Two-thirds (66%) of consumers believe implementing automation can solve challenges such as long checkout lines, however they don’t appear to be getting what they want with 67% experiencing a failure when using self-checkouts, according to research by Stefanini Group.
UST managing director of Australia and New Zealand, Matt McCormack believes consumers are ready for frictionless retail, but outlets aren’t delivering, so the Australian retail needs a shake-up, similar to the one seen in the US.
“It’s not that retailers get self-check outs so wrong, it’s just that the technology to solve this is not as readily available in ANZ as in other global markets,” McCormack told Retailbiz in a recent interview.
“For example, there has been more adoption of UST frictionless commerce technology in the US, compared to other markets. There is also a cost to implement which is harder to justify for some smaller organisations.
“Australian organisations are open to learning more about how they can get more out of their self-checkouts and improve customer experiences, particularly given the inflationary economy, emphasising the need for cost optimisation strategies. This is something we’re discussing with a number of Australian retailers.”
Pictured: UST managing director of Australia and New Zealand, Matt McCormack.
UST has recently partnered with Intel for a complete collaboration of Intel hardware and UST software and IP.
“Retailers can adopt frictionless commerce solutions as augmented capabilities or leverage some of these using their existing partners’ capabilities. As an example, OpenVINO developed by Intel can be used to load AI models and to infer model for detection across Intel hardware,” McCormack said.
UST has a suite of products and solutions aimed at retail theft reduction based on vision analytics which helps detect suspicious behaviours at the checkout such as fake scanning – where customers pretend to scan the barcode at the self-checkout, basket mismatch – where the items in the basket do not match at the checkout, and repeated store entry and exit without completing transactions.
“These datasets are processed, stored on a server, and accessed via a gateway by high-speed, 5G-capable connectivity. The solution is built on the commercial version of the Intel Smart Edge platform, which manages the software-defined edge computing and virtualised premises network infrastructure while orchestrating UST frictionless solution’s AI workloads.
“Intel Smart Edge is designed with a zero-trust architecture to provide a highly secure on-premises edge platform, and operational management of the UST Vision Checkout.”
Supply chain losses make a significant dent in operating margin, so retailers should be addressing loss prevention, better inventory management and dynamic pricing, according to McCormack.
“UST’s smart solutions help retailers address these effectively. Research shows 59% of retail stores’ losses are opportunity cost due to items being out-of-stock.
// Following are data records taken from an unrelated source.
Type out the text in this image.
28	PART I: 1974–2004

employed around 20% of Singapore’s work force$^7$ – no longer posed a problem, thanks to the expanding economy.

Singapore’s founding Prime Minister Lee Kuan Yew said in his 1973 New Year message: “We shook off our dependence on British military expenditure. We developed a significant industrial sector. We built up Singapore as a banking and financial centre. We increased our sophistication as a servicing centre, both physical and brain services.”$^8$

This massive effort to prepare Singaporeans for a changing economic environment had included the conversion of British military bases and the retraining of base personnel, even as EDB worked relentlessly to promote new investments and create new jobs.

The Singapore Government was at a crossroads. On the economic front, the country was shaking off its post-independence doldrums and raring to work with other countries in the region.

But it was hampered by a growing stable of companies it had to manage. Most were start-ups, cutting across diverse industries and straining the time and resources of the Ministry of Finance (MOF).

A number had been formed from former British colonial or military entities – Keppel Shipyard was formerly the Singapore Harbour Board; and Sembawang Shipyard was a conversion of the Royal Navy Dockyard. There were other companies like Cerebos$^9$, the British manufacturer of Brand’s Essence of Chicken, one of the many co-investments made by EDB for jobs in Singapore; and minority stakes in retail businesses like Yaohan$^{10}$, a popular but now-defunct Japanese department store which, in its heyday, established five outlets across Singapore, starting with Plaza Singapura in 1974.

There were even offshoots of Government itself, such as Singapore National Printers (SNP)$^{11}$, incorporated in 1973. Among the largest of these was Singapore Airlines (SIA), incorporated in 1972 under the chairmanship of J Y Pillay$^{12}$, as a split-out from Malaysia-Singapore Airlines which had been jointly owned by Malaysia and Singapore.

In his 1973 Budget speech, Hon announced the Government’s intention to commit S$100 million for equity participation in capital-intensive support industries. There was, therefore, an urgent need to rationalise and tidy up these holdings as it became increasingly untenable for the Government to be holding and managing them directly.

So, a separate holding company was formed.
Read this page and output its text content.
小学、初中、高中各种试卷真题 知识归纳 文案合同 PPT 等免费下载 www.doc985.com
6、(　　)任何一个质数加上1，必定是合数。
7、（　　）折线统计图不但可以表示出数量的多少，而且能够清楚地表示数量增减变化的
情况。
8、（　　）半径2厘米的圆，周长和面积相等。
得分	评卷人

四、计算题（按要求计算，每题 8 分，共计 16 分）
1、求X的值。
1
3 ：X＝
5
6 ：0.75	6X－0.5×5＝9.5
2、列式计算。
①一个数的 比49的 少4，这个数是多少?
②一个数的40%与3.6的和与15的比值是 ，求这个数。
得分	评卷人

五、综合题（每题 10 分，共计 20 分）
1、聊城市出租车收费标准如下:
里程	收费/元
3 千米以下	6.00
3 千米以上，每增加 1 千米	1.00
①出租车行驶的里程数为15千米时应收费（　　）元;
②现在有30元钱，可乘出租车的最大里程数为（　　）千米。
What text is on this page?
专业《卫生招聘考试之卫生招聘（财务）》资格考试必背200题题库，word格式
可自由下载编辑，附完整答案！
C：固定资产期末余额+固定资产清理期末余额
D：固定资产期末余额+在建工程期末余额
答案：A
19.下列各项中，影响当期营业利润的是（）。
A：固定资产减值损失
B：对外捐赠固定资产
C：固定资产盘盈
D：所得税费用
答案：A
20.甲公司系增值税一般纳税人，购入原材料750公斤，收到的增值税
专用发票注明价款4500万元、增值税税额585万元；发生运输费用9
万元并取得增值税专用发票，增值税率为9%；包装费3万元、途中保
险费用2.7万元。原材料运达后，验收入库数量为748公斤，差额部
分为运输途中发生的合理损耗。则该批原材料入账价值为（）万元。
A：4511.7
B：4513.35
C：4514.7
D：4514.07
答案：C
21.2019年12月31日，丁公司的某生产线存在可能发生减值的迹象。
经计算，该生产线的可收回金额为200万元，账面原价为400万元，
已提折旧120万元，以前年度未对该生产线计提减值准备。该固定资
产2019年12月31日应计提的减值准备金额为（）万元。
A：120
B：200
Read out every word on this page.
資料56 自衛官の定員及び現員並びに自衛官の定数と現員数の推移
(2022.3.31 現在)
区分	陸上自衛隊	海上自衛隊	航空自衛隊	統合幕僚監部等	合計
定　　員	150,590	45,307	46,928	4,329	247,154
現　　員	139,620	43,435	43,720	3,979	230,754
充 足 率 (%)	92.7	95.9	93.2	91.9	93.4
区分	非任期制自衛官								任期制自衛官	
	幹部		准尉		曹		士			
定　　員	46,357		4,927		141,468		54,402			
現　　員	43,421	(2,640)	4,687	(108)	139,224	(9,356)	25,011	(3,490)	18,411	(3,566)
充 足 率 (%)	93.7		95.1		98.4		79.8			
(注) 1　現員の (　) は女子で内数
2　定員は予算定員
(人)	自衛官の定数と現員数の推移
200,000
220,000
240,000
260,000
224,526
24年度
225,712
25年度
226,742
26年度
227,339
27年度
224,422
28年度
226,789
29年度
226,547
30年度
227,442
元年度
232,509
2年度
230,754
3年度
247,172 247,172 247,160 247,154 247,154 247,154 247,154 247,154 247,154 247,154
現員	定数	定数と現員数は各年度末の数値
Our vision analytics for inventory management helps reduce ‘out-of-stock’ losses by 20 to 30%, by ‘keeping an eye’ on store shelves and warehouse storage and alerting the store staff for timely stock replenishment.
“Couple this with Vision Check-out, it gives the store staff the bandwidth to focus on right priorities like customer service and inventory replenishment as opposed to admin and checkout activities.”